Dr. Paul Stoffels, chief scientific officer at J&J, said the data gave the company “confidence” the vaccine will prove highly effective. Results from the larger phase-three trial are expected later this month.

“The Company anticipates announcing topline phase-three data for its single-dose Janssen COVID-19 vaccine candidate in late January 2021,” Johnson & Johnson said in the report.

“If the single-dose vaccine is shown to be safe and effective, the company expects to submit an application for Emergency Use Authorization with the U.S. Food and Drug Administration shortly afterwards, with other regulatory applications around the world to be made subsequently,” Johnson & Johnson added.

The vaccine can show an efficacy rate at or above 80%, Moncef Slaoui, chief adviser for the U.S. Operation Warp Speed vaccine development program, said in a press teleconference Tuesday.

The efficacy rate is the degree to which the vaccine protects a person from contracting the virus.

The vaccine elicited neutralizing antibodies in 90% of participants by the 29th day after the first dose was given. By 57 days after the dose was given, all of the trial participants were producing neutralizing antibodies, the report said.

The levels of these antibodies remained stable for at least 71 days, the company reported.

Johnson & Johnson said it expects to get definitive efficacy data by early next month. That data would be from a phase-three trial.

The New York Times reported on Wednesday that the company was experiencing manufacturing delays and most likely won’t be able to provide as many doses this spring as it promised Operation Warp Speed.

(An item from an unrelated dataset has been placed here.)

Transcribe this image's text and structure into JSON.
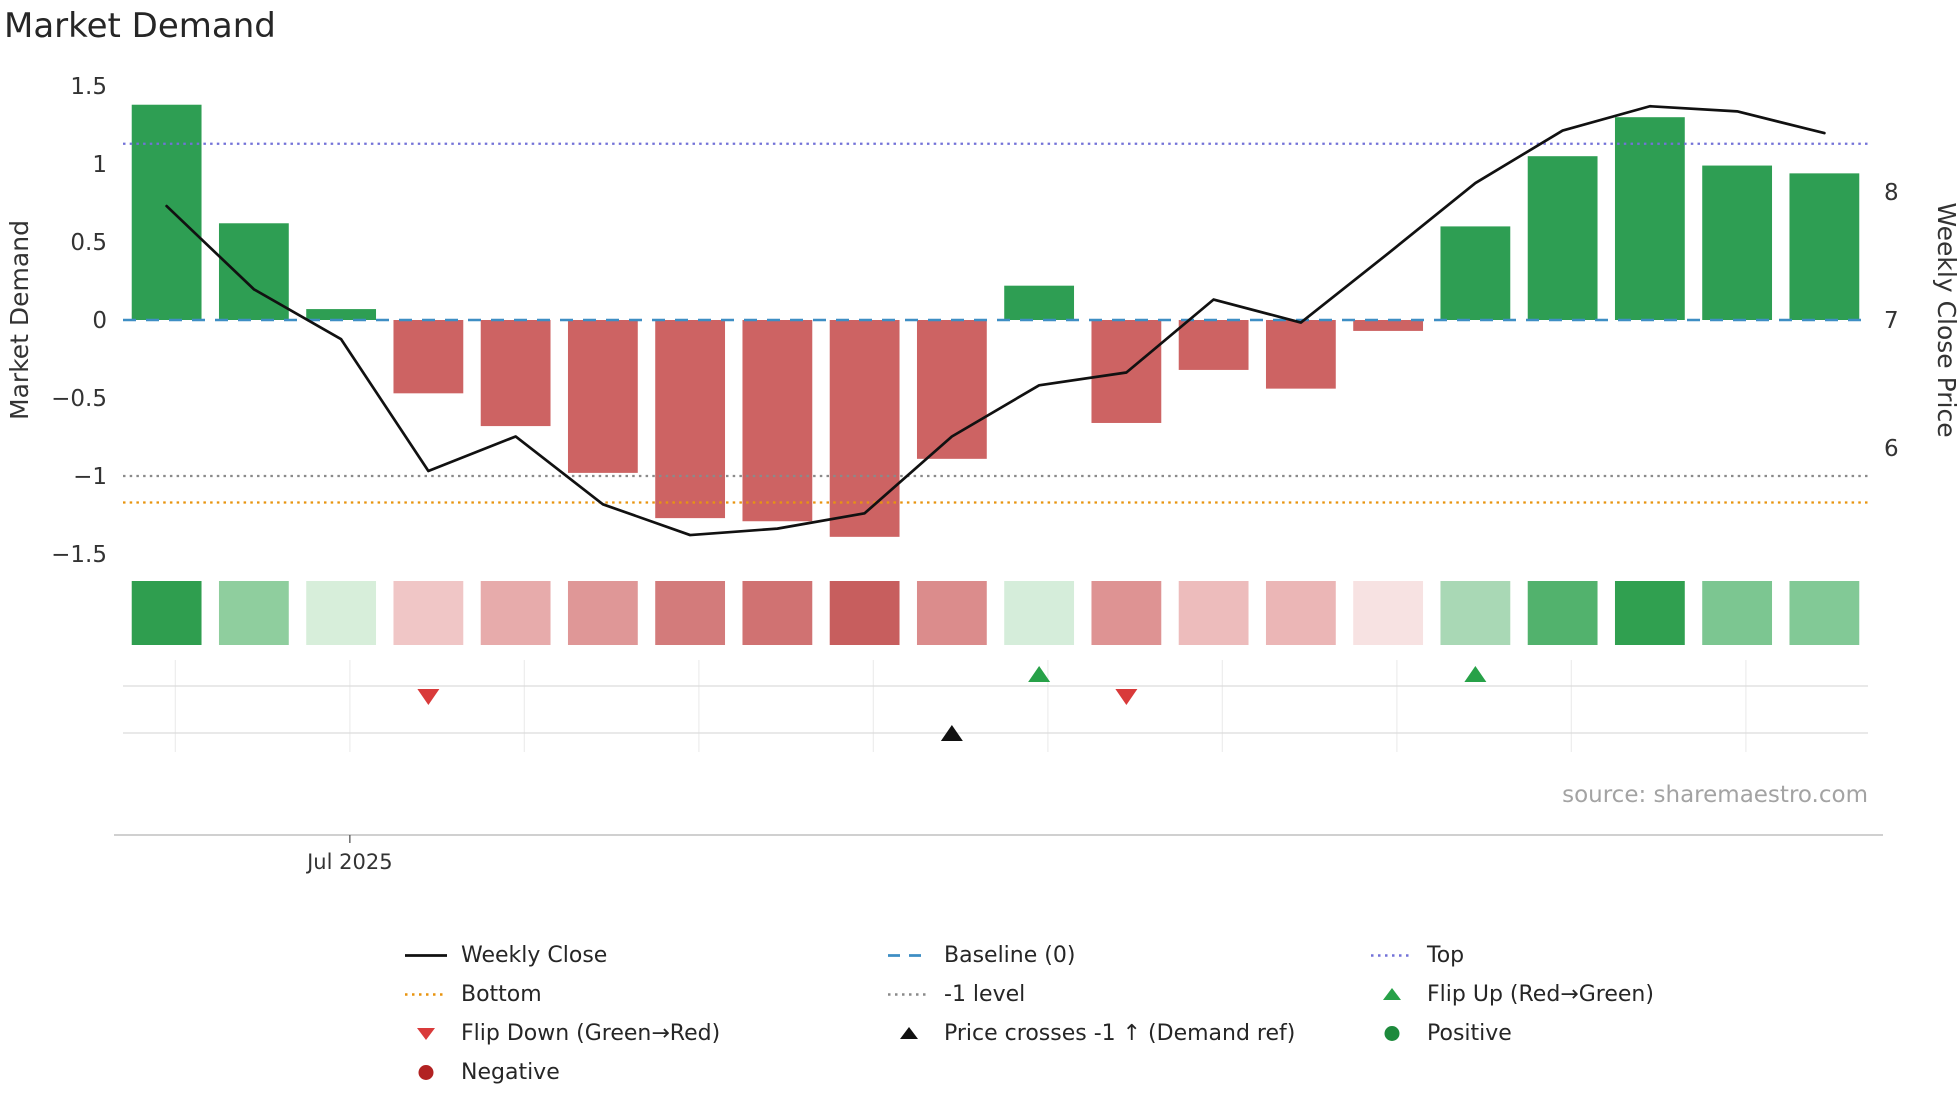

Federal officials were told the company fell behind its original production schedule and will not catch up until the end of April. Under J&J’s original $1 billion contract with Operation Warp Speed, the company was to deliver 12 million vaccine doses by the end of February and 100 million by the end of June.

According to Stoffels, the company expects to meet its target of delivering 1 billion doses of its vaccine by the end of this year.

“We are aiming for 1 billion doses in 2021. If it is a single dose, that means 1 billion people. But it will be in a ramp-up throughout the year,” Stoffels said.